Il ajouta brutalement :

— Je souffre. C’est embêtant. Ça me dérange. Emmenez-le.

Ses mots tombaient comme des noix. Montnormand était stupéfait. Il voyait un jaloux souffrir. En même temps, il apprenait que rien n’avait encore changé dans le destin de Dewalter. Il se leva.

— L’emmener ? murmura-t-il… Je vous assure, monsieur, que s’il ne tient qu’à moi… J’ignore ce qui se passe et c’est pour cela surtout que je suis venu… Permettez-moi pourtant de vous l’apprendre : avant votre expérience, comme vous dites, — mon ami était prêt à partir. J’avais sa promesse et il ne ment jamais.

— Il ne ment jamais ? ricana Oswill.
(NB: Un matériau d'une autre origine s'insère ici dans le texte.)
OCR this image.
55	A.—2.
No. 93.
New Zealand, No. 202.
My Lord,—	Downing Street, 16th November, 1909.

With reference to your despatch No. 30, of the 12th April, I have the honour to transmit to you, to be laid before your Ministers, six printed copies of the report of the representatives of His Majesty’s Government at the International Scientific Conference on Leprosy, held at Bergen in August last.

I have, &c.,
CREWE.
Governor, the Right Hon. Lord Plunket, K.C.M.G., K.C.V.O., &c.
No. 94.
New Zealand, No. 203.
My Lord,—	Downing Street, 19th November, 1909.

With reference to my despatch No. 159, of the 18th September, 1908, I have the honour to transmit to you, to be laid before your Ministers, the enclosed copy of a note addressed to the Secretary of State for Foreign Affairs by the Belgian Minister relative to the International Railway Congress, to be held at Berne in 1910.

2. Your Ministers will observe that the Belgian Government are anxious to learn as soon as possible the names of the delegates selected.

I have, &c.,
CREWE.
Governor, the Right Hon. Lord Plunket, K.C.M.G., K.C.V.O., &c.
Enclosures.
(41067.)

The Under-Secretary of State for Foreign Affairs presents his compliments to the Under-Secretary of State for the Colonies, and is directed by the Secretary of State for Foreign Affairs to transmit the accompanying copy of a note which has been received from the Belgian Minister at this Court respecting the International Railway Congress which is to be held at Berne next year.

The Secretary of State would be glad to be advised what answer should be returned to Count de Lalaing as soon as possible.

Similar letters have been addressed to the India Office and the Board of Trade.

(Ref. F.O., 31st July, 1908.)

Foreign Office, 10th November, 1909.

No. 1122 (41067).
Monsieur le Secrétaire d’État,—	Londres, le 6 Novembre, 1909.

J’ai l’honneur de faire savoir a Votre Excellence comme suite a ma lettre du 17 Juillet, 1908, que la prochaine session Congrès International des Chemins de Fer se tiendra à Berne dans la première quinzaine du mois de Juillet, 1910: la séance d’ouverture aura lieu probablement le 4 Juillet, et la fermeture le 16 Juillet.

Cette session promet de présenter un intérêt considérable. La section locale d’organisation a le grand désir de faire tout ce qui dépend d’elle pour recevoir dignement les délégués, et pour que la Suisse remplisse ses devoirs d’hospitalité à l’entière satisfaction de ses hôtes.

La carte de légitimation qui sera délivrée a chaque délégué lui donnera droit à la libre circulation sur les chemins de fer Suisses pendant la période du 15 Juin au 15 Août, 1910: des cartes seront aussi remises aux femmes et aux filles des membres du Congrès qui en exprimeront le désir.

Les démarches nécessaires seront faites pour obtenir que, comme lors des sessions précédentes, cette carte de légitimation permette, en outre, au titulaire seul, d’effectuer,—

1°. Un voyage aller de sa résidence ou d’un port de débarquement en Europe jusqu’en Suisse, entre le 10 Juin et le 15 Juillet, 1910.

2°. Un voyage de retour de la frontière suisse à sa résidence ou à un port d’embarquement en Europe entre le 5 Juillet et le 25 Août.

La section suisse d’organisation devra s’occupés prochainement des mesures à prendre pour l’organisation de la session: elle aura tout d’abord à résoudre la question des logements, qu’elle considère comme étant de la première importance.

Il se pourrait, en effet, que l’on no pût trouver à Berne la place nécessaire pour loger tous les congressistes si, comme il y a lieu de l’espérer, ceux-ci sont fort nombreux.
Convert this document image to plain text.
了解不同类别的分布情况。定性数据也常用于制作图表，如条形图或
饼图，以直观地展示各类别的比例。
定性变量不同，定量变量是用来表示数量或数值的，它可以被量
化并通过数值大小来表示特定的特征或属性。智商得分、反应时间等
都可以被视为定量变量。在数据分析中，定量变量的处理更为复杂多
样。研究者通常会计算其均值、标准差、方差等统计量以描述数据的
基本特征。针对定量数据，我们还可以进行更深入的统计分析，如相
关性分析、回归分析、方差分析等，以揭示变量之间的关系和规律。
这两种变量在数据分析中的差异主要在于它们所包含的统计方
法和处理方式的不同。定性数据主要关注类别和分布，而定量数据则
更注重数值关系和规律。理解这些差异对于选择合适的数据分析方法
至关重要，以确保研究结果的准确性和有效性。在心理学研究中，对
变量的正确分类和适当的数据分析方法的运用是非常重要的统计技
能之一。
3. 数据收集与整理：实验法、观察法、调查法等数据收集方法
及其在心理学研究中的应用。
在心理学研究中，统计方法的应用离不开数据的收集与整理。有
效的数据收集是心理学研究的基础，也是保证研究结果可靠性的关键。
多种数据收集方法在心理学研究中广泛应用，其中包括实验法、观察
Alors ma femme sait qu’il est un va-nu-pieds ?

Le petit homme haussa les épaules :

— C’est autre chose, dit-il. Il a été pris dans un engrenage. Une première faiblesse — bien excusable — l’a amené à jouer un personnage dont il ne sait comment sortir… Vous êtes un psychologue, monsieur ? Je le veut bien. Mais le cœur comprend plus de choses que l’esprit. Le mensonge d’amour n’est qu’un désir de s’embellir. Dans le cas de M. Dewalter, il y a une noblesse qui vous échappe, certainement. Et puis, il y a aussi que chacun se pare selon ses goûts. Vous jouez les cyniques et, sans doute, vous y êtes entraîné. M. Dewalter joue un grand seigneur ! Peut-être en est-il un véritablement.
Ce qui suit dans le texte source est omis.